A statement that many decision-makers from other companies could agree with, at least based on the products on display. Because hydrogen propulsion, which has recently been increasingly sidelined, primarily as a fuel for fuel cells, but occasionally also as an alternative fuel in gas engines, is omnipresent at the trade fair.

The infrastructure must be expanded

The manufacturers seem to be ready and have the drive technology of the future ready to go or at least almost ready for series production, that is one conclusion of the trade fair. However, the situation is different when it comes to infrastructure, for which the IAA Commercial Vehicles has more questions than answers. Because neither is currently hydrogen gas, especially from "green production" available on such a large scale that a significant fleet of trucks could be operated with it.The electrical infrastructure is still rudimentarily fit for the comprehensive electrification of freight transport, especially in times of the current energy crisis.

Accordingly, the diesel engine should still have a few kilometers to go in the transport sector in the near future, even if the innovations from this area that can be looked for with a magnifying glass were often to be found at the back of the stands at the Commercial Vehicle IAA. But there is also progress to report here, for example with the new D26 engine line from MAN, which was presented at the IAA and was advertised with three percent fuel savings, among other things. At Mercedes, in addition to all sorts of electrifying equipment, there was also the new Mercedes-Benz Actros L with an optimized OM 471 diesel engine, and at DAF, a completely new generation of the XD distribution truck celebrated its premiere. With diesel.

Small electric delivery vehicles are trendy

In addition to the large devices, the small load carriers are also very popular at the Commercial Vehicle IAA. The Chinese manufacturers in particular are trying to get a foothold in the German fleet market for small and mini vans. In particular, delivery services and municipal companies should surf through the cities with the electric midgets and take up little space with the commercial vehicles, some of which are only one meter wide. The chances of this are not so bad, because the manageable range and performance of most e-mini transporters also ensure manageable acquisition costs.


Hydrogen and, above all, electric drives should not only be the new normal in the car sector and on the famous "last mile" in delivery services. According to the unmistakable result of this year's commercial vehicle IAA in Hanover, long-distance transport is also on the verge of comprehensive electrification.

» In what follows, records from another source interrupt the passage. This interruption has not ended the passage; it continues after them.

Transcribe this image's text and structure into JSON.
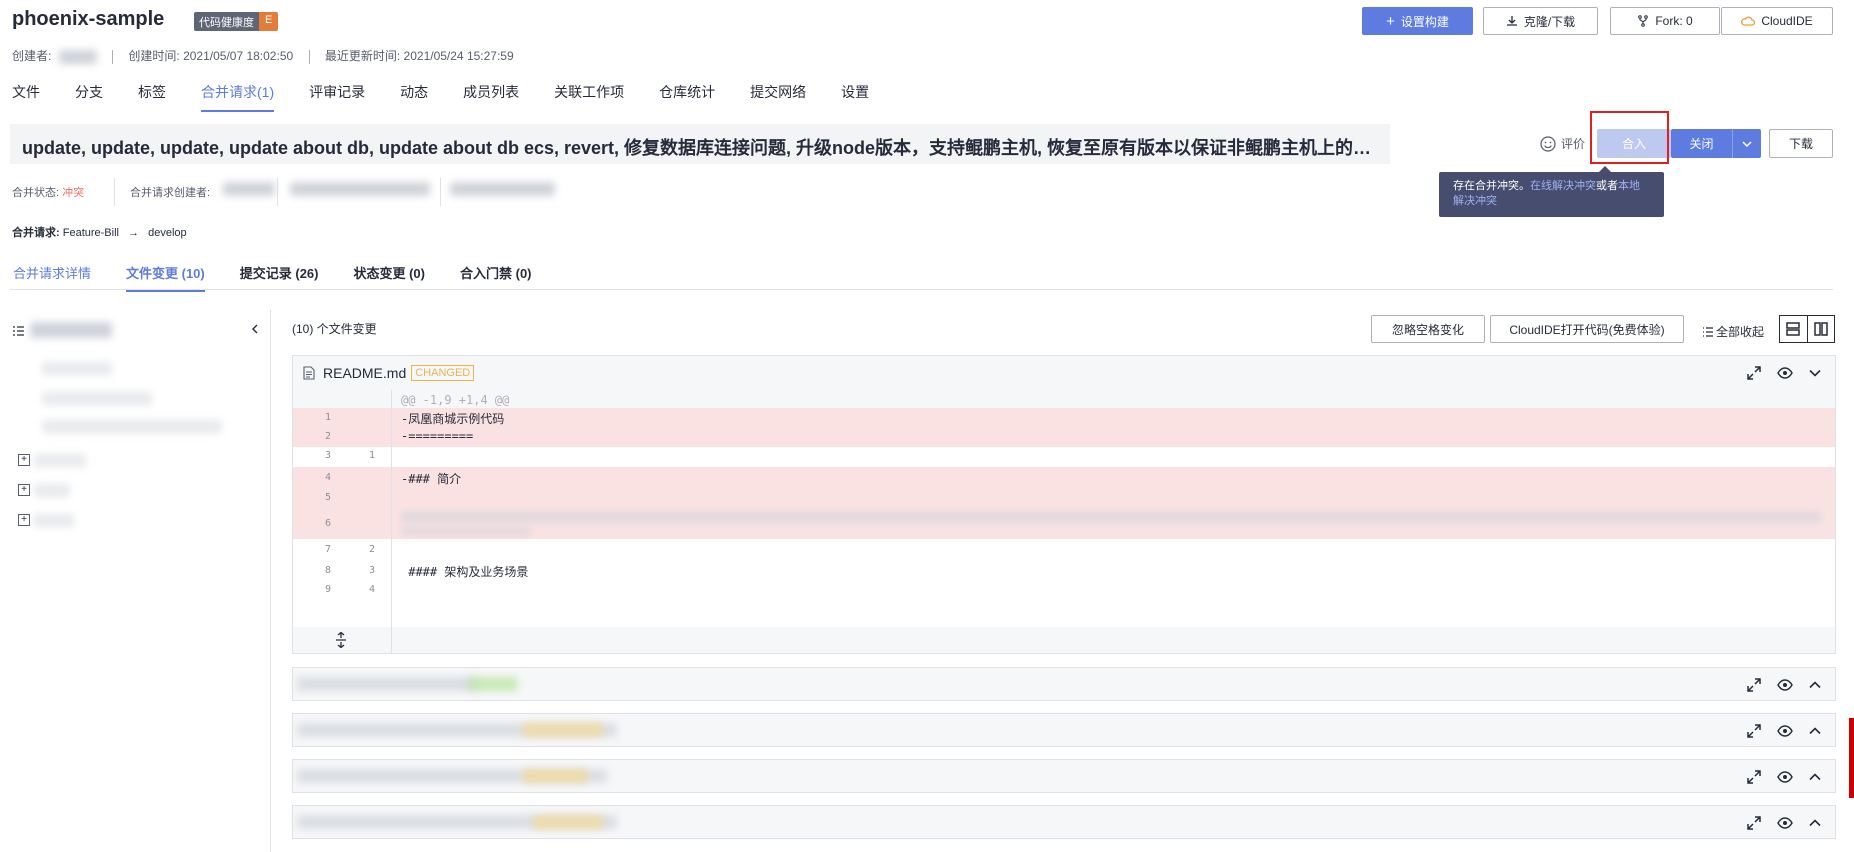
{
  "repo": {
    "name": "phoenix-sample",
    "health_label": "代码健康度",
    "health_grade": "E",
    "creator_label": "创建者:",
    "created_label": "创建时间:",
    "created_time": "2021/05/07 18:02:50",
    "updated_label": "最近更新时间:",
    "updated_time": "2021/05/24 15:27:59"
  },
  "top_buttons": {
    "build": "设置构建",
    "clone": "克隆/下载",
    "fork": "Fork: 0",
    "cloudide": "CloudIDE"
  },
  "nav": [
    "文件",
    "分支",
    "标签",
    "合并请求(1)",
    "评审记录",
    "动态",
    "成员列表",
    "关联工作项",
    "仓库统计",
    "提交网络",
    "设置"
  ],
  "mr": {
    "title": "update, update, update, update about db, update about db ecs, revert, 修复数据库连接问题, 升级node版本，支持鲲鹏主机, 恢复至原有版本以保证非鲲鹏主机上的运...",
    "rate": "评价",
    "merge": "合入",
    "close": "关闭",
    "download": "下载",
    "tooltip_text": "存在合并冲突。",
    "tooltip_link1": "在线解决冲突",
    "tooltip_mid": "或者",
    "tooltip_link2": "本地解决冲突",
    "status_label": "合并状态:",
    "status_value": "冲突",
    "creator_label": "合并请求创建者:",
    "branch_label": "合并请求:",
    "source_branch": "Feature-Bill",
    "arrow": "→",
    "target_branch": "develop"
  },
  "subtabs": [
    "合并请求详情",
    "文件变更 (10)",
    "提交记录 (26)",
    "状态变更 (0)",
    "合入门禁 (0)"
  ],
  "diff": {
    "files_count": "(10) 个文件变更",
    "ignore_ws": "忽略空格变化",
    "open_cloudide": "CloudIDE打开代码(免费体验)",
    "collapse_all": "全部收起",
    "file_name": "README.md",
    "file_tag": "CHANGED",
    "hunk": "@@ -1,9 +1,4 @@",
    "lines": [
      {
        "o": "1",
        "n": "",
        "t": "-凤凰商城示例代码",
        "type": "del"
      },
      {
        "o": "2",
        "n": "",
        "t": "-=========",
        "type": "del"
      },
      {
        "o": "3",
        "n": "1",
        "t": "",
        "type": "ctx"
      },
      {
        "o": "4",
        "n": "",
        "t": "-### 简介",
        "type": "del"
      },
      {
        "o": "5",
        "n": "",
        "t": "",
        "type": "del"
      },
      {
        "o": "6",
        "n": "",
        "t": "",
        "type": "del"
      },
      {
        "o": "7",
        "n": "2",
        "t": "",
        "type": "ctx"
      },
      {
        "o": "8",
        "n": "3",
        "t": " #### 架构及业务场景",
        "type": "ctx"
      },
      {
        "o": "9",
        "n": "4",
        "t": "",
        "type": "ctx"
      }
    ]
  }
}
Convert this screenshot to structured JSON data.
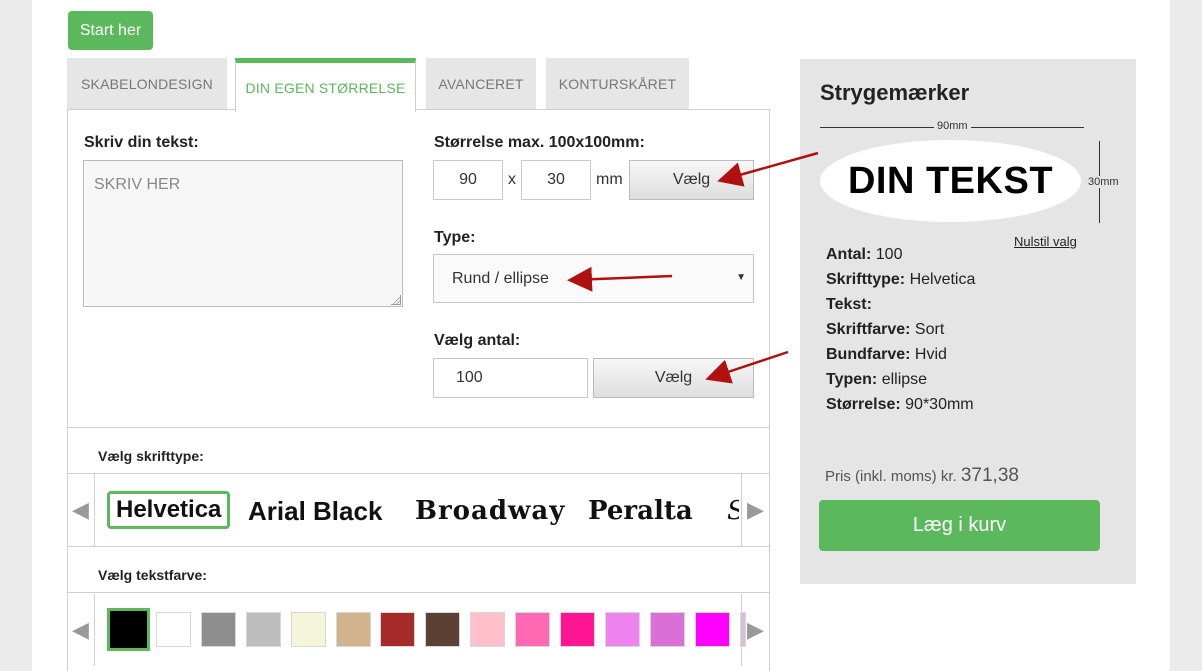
{
  "start_button": "Start her",
  "tabs": [
    {
      "label": "SKABELONDESIGN"
    },
    {
      "label": "DIN EGEN STØRRELSE"
    },
    {
      "label": "AVANCERET"
    },
    {
      "label": "KONTURSKÅRET"
    }
  ],
  "text_section": {
    "label": "Skriv din tekst:",
    "placeholder": "SKRIV HER"
  },
  "size_section": {
    "label": "Størrelse max. 100x100mm:",
    "width": "90",
    "times": "x",
    "height": "30",
    "unit": "mm",
    "button": "Vælg"
  },
  "type_section": {
    "label": "Type:",
    "selected": "Rund / ellipse"
  },
  "quantity_section": {
    "label": "Vælg antal:",
    "value": "100",
    "button": "Vælg"
  },
  "font_section": {
    "label": "Vælg skrifttype:",
    "fonts": [
      "Helvetica",
      "Arial Black",
      "Broadway",
      "Peralta",
      "S"
    ]
  },
  "color_section": {
    "label": "Vælg tekstfarve:",
    "swatches": [
      "#000000",
      "#ffffff",
      "#8e8e8e",
      "#bdbdbd",
      "#f5f5dc",
      "#d2b48c",
      "#a52a2a",
      "#5c4033",
      "#ffc0cb",
      "#ff69b4",
      "#ff1493",
      "#ee82ee",
      "#da70d6",
      "#ff00ff",
      "#d8bfd8"
    ]
  },
  "sidebar": {
    "title": "Strygemærker",
    "width_label": "90mm",
    "height_label": "30mm",
    "preview_text": "DIN TEKST",
    "reset": "Nulstil valg",
    "summary": [
      {
        "key": "Antal:",
        "value": " 100"
      },
      {
        "key": "Skrifttype:",
        "value": " Helvetica"
      },
      {
        "key": "Tekst:",
        "value": ""
      },
      {
        "key": "Skriftfarve:",
        "value": " Sort"
      },
      {
        "key": "Bundfarve:",
        "value": " Hvid"
      },
      {
        "key": "Typen:",
        "value": " ellipse"
      },
      {
        "key": "Størrelse:",
        "value": " 90*30mm"
      }
    ],
    "price_label": "Pris (inkl. moms) kr.",
    "price_value": "371,38",
    "cart_button": "Læg i kurv"
  },
  "colors": {
    "accent": "#5cb85c",
    "annotation_arrow": "#b01010"
  }
}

In the truck sector, the industry has long been moving to the topic of "megawatt charging", i.e. charging individual trucks with over 1,000 kW charging capacity. Where the countless megawatt chargers required for this should be located and how they should be integrated into Germany's current, already unstable power grid and supplied with sufficient energy - question marks. Creating this (and the hydrogen) infrastructure is a matter for politicians. The manufacturers delivered in Hanover, now it's Berlin's turn. Which, given the current political situation, is not exactly hopeful.